Wrażenia z jazdy są co prawda zgoła inne, ponieważ pozycja za kierownicą, bardzo krótki przód oraz szerokie nadwozie przypominają, że jednak nie prowadzimy zwykłej osobówki. Szybko jednak można się do tego przyzwyczaić, bo wszak T6.1 nie jest szczególnie dużym autem w kategorii vanów, w porównaniu choćby z Crafterem (i bazującą na nim Grand Californią). Typowo "osobówkowa" jest za to dynamika, dzięki wspomnianemu już silnikowi 2.0 TDI w topowej wersji, generującej 204 KM i współpracującej z siedmiobiegową przekładnią DSG.

Typowa dla aut osobowych jest także technologia, ponieważ w ramach face liftingu, California otrzymała wirtualne zegary oraz najnowszą wersję systemu multimedialnego z ekranem o przekątnej nawet 9,2 cala (wcześniej 6,5 cala). Takie same jak w Passacie czy Tiguanie są także systemy wsparcia, pozwalające nie tylko na korzystanie z adaptacyjnego tempomatu oraz asystenta pasa ruchu, ale również funkcji Travel Assist, czyli częściowo autonomicznej jazdy z prędkościami do 210 km/h. Łatwo docenić ich obecność, kiedy planujecie jakiś dalszy wyjazd.

Jak wspominaliśmy wielokrotnie już, California Beach to bazowa wersja niemieckiego kampera, ale nie znaczy to, że jest autem tanim. Obecnie trzeba przygotować przynajmniej 217 612 zł za samochód z jednostką o mocy 150 KM, napędem na przód oraz manualną skrzynią biegów. Testowany egzemplarz w topowej specyfikacji silnikowej oraz niemal kompletnym wyposażeniem, kosztował już 368 tys. zł.
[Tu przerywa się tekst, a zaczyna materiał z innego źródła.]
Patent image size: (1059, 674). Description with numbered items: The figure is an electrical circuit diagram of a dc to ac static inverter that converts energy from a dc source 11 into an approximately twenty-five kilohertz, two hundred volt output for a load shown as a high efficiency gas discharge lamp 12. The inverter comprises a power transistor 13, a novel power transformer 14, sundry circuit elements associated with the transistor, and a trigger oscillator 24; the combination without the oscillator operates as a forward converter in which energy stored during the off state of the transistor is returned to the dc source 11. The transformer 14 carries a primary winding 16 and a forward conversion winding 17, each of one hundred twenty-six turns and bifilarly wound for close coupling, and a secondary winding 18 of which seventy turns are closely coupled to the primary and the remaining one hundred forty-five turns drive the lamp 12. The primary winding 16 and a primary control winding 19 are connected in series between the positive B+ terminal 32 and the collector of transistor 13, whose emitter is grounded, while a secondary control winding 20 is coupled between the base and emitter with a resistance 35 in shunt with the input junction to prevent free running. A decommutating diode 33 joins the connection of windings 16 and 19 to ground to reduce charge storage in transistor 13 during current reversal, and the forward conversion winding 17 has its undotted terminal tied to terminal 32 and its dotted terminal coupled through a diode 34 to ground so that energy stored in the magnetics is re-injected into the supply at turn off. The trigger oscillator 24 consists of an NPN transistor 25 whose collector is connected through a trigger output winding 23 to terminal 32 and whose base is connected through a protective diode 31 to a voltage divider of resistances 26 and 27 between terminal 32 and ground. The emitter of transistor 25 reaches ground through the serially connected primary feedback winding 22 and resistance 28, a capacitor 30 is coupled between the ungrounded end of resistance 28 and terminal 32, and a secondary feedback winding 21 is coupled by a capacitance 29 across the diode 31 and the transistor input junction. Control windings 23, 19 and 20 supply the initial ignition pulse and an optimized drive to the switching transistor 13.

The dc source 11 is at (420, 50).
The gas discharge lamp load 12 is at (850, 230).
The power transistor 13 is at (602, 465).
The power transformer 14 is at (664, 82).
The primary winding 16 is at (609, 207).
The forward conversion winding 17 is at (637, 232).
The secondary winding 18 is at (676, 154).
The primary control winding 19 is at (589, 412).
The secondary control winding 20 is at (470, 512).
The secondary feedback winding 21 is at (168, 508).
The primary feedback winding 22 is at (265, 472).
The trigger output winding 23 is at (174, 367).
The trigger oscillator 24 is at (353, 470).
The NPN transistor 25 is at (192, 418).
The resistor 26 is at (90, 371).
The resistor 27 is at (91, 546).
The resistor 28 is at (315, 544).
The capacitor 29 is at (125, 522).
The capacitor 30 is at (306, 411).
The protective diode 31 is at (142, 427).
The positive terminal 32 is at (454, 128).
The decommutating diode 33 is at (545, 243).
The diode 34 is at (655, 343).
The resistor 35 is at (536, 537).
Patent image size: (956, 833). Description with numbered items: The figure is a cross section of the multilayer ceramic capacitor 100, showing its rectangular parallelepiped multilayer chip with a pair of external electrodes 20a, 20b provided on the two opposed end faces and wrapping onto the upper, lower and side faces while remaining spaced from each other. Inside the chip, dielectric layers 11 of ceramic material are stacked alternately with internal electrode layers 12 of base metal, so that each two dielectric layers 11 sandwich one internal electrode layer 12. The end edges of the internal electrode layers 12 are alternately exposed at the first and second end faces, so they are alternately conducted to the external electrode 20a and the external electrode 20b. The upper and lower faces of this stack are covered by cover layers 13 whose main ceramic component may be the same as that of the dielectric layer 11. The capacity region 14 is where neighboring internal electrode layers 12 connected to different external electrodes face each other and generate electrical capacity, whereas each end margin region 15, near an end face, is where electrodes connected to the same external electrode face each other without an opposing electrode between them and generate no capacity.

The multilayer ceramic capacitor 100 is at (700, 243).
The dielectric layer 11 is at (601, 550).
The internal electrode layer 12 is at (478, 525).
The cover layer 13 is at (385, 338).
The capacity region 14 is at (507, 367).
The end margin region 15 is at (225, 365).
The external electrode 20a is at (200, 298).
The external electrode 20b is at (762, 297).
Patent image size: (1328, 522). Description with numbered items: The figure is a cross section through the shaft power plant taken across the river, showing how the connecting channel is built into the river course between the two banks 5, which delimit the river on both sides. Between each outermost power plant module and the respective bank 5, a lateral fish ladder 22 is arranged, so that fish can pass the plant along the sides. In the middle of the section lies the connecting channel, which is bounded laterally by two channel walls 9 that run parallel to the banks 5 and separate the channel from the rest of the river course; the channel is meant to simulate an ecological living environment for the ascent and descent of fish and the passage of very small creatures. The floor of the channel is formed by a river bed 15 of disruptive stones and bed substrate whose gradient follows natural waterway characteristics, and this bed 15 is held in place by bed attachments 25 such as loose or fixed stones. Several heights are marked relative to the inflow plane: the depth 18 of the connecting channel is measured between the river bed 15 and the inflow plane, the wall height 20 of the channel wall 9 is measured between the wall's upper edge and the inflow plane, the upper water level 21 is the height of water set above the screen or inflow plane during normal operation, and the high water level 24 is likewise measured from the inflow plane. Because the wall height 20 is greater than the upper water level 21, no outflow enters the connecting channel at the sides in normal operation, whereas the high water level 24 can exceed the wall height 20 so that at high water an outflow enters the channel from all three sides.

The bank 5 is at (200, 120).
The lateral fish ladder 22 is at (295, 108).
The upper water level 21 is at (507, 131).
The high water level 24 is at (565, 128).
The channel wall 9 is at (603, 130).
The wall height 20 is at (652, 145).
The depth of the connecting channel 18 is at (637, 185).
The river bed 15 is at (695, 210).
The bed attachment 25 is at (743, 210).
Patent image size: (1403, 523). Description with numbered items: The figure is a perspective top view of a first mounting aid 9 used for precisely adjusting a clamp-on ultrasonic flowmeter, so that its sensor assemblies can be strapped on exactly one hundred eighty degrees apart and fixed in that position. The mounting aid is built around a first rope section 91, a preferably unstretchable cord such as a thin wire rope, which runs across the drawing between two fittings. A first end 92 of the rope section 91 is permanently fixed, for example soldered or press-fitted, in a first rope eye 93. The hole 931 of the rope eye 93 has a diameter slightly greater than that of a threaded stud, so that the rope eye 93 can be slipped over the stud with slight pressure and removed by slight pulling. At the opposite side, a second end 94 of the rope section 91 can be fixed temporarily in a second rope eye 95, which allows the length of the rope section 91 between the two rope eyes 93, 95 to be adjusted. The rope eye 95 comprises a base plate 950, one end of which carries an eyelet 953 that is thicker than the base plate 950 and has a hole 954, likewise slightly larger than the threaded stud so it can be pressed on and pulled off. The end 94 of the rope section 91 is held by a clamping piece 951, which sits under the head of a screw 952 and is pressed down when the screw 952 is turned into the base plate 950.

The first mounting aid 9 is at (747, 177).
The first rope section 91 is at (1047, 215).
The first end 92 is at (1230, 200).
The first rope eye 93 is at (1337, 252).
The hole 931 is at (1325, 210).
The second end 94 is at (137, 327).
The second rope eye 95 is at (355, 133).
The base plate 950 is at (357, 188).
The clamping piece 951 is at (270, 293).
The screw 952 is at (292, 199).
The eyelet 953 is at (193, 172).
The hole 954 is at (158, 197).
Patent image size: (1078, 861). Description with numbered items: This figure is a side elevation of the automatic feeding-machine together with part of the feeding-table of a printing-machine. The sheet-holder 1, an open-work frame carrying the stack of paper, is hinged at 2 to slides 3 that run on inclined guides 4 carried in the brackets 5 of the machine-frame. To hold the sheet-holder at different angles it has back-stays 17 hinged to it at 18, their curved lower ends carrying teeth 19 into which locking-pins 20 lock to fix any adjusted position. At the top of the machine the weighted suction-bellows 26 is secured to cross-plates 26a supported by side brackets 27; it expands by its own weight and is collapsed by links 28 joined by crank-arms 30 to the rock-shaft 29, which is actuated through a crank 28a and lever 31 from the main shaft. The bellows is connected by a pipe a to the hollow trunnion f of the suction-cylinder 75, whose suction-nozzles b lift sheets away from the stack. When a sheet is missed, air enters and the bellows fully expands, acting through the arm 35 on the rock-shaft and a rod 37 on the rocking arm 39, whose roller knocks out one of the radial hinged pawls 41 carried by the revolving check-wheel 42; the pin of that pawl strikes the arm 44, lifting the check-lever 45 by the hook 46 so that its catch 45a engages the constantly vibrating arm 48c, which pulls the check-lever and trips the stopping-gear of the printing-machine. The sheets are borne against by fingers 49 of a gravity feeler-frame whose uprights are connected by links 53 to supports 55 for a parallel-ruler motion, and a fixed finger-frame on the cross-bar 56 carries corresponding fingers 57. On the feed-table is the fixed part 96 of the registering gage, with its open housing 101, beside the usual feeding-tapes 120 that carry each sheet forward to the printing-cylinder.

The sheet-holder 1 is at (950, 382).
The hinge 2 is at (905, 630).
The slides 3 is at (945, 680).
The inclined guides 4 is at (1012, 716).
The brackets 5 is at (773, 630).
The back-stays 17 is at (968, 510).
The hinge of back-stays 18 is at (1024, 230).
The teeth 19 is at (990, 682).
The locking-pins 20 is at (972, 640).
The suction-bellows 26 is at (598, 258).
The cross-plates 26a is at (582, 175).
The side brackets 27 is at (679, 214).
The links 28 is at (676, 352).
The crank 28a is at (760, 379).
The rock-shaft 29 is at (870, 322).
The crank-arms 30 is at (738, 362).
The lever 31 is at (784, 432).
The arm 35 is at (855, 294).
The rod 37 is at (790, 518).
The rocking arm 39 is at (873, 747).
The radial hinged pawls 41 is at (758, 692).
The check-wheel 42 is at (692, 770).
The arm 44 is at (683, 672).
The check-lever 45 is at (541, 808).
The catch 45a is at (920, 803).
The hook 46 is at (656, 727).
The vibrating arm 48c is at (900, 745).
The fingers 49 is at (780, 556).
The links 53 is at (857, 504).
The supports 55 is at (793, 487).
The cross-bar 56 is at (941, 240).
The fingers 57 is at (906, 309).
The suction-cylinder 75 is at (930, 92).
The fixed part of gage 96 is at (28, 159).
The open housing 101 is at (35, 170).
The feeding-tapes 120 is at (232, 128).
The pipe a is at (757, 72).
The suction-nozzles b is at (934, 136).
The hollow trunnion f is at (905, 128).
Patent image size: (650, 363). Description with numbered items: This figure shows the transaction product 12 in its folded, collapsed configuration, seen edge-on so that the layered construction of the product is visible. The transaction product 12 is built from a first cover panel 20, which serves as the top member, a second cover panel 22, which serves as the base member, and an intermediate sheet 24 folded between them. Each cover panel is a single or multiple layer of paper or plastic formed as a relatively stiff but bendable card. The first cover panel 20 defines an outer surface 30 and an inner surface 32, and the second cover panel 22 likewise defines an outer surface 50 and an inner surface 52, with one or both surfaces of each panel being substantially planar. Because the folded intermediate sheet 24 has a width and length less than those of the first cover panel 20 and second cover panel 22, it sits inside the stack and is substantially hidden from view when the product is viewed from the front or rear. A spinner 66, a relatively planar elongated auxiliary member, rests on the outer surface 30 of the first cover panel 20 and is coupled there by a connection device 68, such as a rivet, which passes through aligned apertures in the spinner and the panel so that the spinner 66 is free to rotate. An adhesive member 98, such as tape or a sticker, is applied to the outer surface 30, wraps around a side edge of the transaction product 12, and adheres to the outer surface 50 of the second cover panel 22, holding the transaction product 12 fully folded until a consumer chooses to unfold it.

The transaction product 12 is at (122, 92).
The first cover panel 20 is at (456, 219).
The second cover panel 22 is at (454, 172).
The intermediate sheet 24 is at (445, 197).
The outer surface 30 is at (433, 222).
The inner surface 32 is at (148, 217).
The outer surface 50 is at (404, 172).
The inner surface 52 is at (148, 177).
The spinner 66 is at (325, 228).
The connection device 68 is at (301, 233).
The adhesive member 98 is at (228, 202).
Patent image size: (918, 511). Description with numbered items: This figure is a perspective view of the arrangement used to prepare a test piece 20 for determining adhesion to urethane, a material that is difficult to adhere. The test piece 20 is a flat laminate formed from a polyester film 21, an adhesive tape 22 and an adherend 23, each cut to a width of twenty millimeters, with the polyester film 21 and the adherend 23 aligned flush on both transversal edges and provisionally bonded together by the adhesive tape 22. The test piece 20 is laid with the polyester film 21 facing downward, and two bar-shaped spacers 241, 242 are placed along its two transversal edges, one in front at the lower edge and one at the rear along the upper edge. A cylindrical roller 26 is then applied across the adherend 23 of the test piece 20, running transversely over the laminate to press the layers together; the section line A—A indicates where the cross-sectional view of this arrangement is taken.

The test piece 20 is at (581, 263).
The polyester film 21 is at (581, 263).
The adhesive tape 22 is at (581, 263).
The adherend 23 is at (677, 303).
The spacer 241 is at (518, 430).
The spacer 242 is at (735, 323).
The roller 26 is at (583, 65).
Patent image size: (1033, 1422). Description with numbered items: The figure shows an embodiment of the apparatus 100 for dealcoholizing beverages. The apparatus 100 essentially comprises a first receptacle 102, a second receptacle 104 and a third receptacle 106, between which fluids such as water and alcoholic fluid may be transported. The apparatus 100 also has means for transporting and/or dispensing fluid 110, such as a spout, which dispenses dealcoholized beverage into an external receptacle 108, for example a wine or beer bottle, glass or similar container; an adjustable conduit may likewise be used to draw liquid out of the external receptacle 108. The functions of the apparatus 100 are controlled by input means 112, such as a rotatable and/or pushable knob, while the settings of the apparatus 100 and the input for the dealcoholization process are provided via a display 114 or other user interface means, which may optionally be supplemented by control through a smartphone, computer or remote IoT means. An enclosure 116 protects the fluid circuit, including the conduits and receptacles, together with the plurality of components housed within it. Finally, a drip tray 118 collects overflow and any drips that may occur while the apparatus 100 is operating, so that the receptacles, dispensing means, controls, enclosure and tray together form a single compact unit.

Volkswagen California Beach

Dane techniczne 
SilnikR4, turbodiesel 
Pojemność silnika1968 ccm 
Moc204 KM
Maksymalny moment obrotowy450 Nm (1400-2250 obr./min) 
Skrzynia biegów7b dwusprzęgłowa 
Napęd4x4 
Osiągi 
Przyspieszenie 0-100 km/hb.d.
Prędkość maksymalna199 km/h 
Średnie zużycie paliwa8,7 l/100 km 
Wymiary 
Długość4904 mm
Szerokość1904 mm 
Wysokość1990 mm 
Rozstaw osi3000 mm 
Wyposażenie seryjne 
17-calowe felgi stalowe, asystent bocznego wiatru, klimatyzacja półautomatyczna, system multimedialny z ekranem 6,5 cala, minikuchnia.
Wyposażenie testowanej wersji 
17-calowe alufelgi, adaptacyjne zawieszenie, blokada tylnego mechanizmu różnicowego, reflektory LED, pakiet stylistyczny 4-Style, aktywny tempomat, asystent pasa ruchu, cyfrowy kokpit, nawigacja z ekranem 9,2 cala, tapicerka z mikrofibry, podgrzewane przednie fotele, trójstrefowa klimatyzacja automatyczna, ogrzewanie postojowe.